Details: 724-478-2899


By Tamara Girardi

Published: Wednesday, Feb. 27, 2013, 3:45 p.m.

The Apollo Area Historical Society kicks off its Civil War speaker and re-enactor series this weekend with a talk about local and, sometimes, little-known Civil War heroes.

The series' first speaker will be Ray Rusz, a member of the society and a North Apollo resident. Rusz found his way to local Civil War history when he started showing interest in becoming a battlefield guide at Gettysburg.

When he started researching the battle, he discovered a local connection — Gen. Samuel McCartney Jackson of Apollo.

According to Rusz, Jackson started Company G, which fought from the beginning of the war to the end. The company was composed of Apollo residents and, according to Crawford, the commanding officer of the Pennsylvania reserves, Jackson and his men “saved the day at Gettysburg, because they stopped the rebels from attacking and taking over Devil's Den, the Peach Orchard, and places like that,” Rusz says.

Jackson became a notable resident beyond the war, as well. He served as a state senator, state congressman, secretary of the treasury and started the Apollo Trust Co.

In all, Apollo contributed about two-and-a-half companies, or 250 soldiers, from a male population of only 449, he says.

But Rusz plans to talk about other local communities and soldiers.

Namely, there was John Guthrie who formed a drafted militia unit of 100 soldiers from Freeport, Leechburg and Vandergrift. Sirwell formed the 78th regiment of nearly 1,000 men who fought throughout Tennessee and Kentucky, and were part of Sherman's march to the sea. David Rupp, a local soldier, witnessed the surrender at Appomattox Courthouse. Alfred Hicks of Leechburg was in Forbes Theater the night President Abraham Lincoln was assassinated.

The 139th Company E out of Apollo included 50 soldiers from the surrounding area. Thirty of them were ages 15 to 20, Rusz says.

“They had one of the highest casualty rates during the Civil War,” he says. “That's something that the people around this area just don't know. The people should know what goes on in their own backyard. It's our own local history. When I do these talks, people say, ‘I didn't know that. I didn't know this.”

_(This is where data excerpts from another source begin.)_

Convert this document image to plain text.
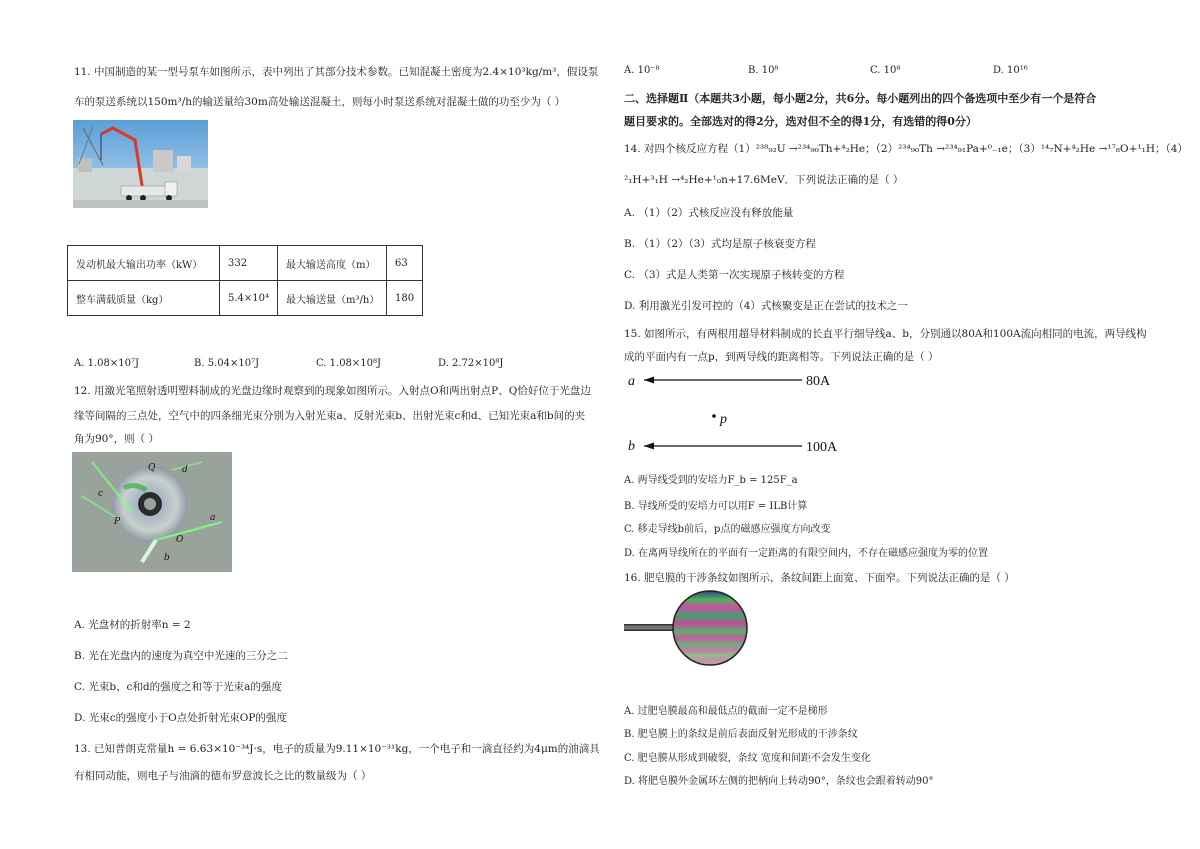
11. 中国制造的某一型号泵车如图所示，表中列出了其部分技术参数。已知混凝土密度为2.4×10³kg/m³，假设泵
车的泵送系统以150m³/h的输送量给30m高处输送混凝土，则每小时泵送系统对混凝土做的功至少为（ ）
发动机最大输出功率（kW）	332	最大输送高度（m）	63
整车满载质量（kg）	5.4×10⁴	最大输送量（m³/h）	180
A. 1.08×10⁷J	B. 5.04×10⁷J	C. 1.08×10⁸J	D. 2.72×10⁸J
12. 用激光笔照射透明塑料制成的光盘边缘时观察到的现象如图所示。入射点O和两出射点P、Q恰好位于光盘边
缘等间隔的三点处，空气中的四条细光束分别为入射光束a、反射光束b、出射光束c和d、已知光束a和b间的夹
角为90°，则（ ）
Q	d
c
P	a
O
b
A. 光盘材的折射率n = 2
B. 光在光盘内的速度为真空中光速的三分之二
C. 光束b、c和d的强度之和等于光束a的强度
D. 光束c的强度小于O点处折射光束OP的强度
13. 已知普朗克常量h = 6.63×10⁻³⁴J·s，电子的质量为9.11×10⁻³¹kg，一个电子和一滴直径约为4μm的油滴具
有相同动能，则电子与油滴的德布罗意波长之比的数量级为（ ）
A. 10⁻⁸	B. 10⁸	C. 10⁸	D. 10¹⁶
二、选择题Ⅱ（本题共3小题，每小题2分，共6分。每小题列出的四个备选项中至少有一个是符合
题目要求的。全部选对的得2分，选对但不全的得1分，有选错的得0分）
14. 对四个核反应方程（1）²³⁸₉₂U →²³⁴₉₀Th+⁴₂He；（2）²³⁴₉₀Th →²³⁴₉₁Pa+⁰₋₁e；（3）¹⁴₇N+⁴₂He →¹⁷₈O+¹₁H；（4）
²₁H+³₁H →⁴₂He+¹₀n+17.6MeV．下列说法正确的是（ ）
A. （1）（2）式核反应没有释放能量
B. （1）（2）（3）式均是原子核衰变方程
C. （3）式是人类第一次实现原子核转变的方程
D. 利用激光引发可控的（4）式核聚变是正在尝试的技术之一
15. 如图所示，有两根用超导材料制成的长直平行细导线a、b，分别通以80A和100A流向相同的电流，两导线构
成的平面内有一点p，到两导线的距离相等。下列说法正确的是（ ）
a	80A
p
b	100A
A. 两导线受到的安培力F_b = 125F_a
B. 导线所受的安培力可以用F = ILB计算
C. 移走导线b前后，p点的磁感应强度方向改变
D. 在离两导线所在的平面有一定距离的有限空间内，不存在磁感应强度为零的位置
16. 肥皂膜的干涉条纹如图所示，条纹间距上面宽、下面窄。下列说法正确的是（ ）
A. 过肥皂膜最高和最低点的截面一定不是梯形
B. 肥皂膜上的条纹是前后表面反射光形成的干涉条纹
C. 肥皂膜从形成到破裂，条纹 宽度和间距不会发生变化
D. 将肥皂膜外金属环左侧的把柄向上转动90°，条纹也会跟着转动90°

In the midst of the 150th anniversary years of the war, the society felt a Civil War series would be appropriate and of interest to the community.

In addition to the speaker series, the organization plans to restore a Civil War cannon in Apollo Cemetery and rededicate it, hopefully with a wartime re-enactment June 15. The time of the event has yet to be determined.

The series will continue in April with a portrayal of Clara Barton, a teacher, nurse, and the founder of the American Red Cross.

Following a break in the summer, in September, Ken Williams will give a talk about the basics of the war. A final re-enactment, Thom Gressman portraying Lorenzo Barber, known as the fighting parson, will be in October.

Sue Ott, a Kiski Township resident responsible for organizing the series schedule, says she hopes the community will take full advantage of this opportunity to connect with a small part of our history.

“It's immensely valuable,” Ott says.

“History itself needs to be learned. I think, we today, tend to overlook the value of it. I don't think our kids appreciate it. I know I didn't when I was younger. This will be something interesting that will, hopefully, get younger people involved, and everyone will come out and listen.”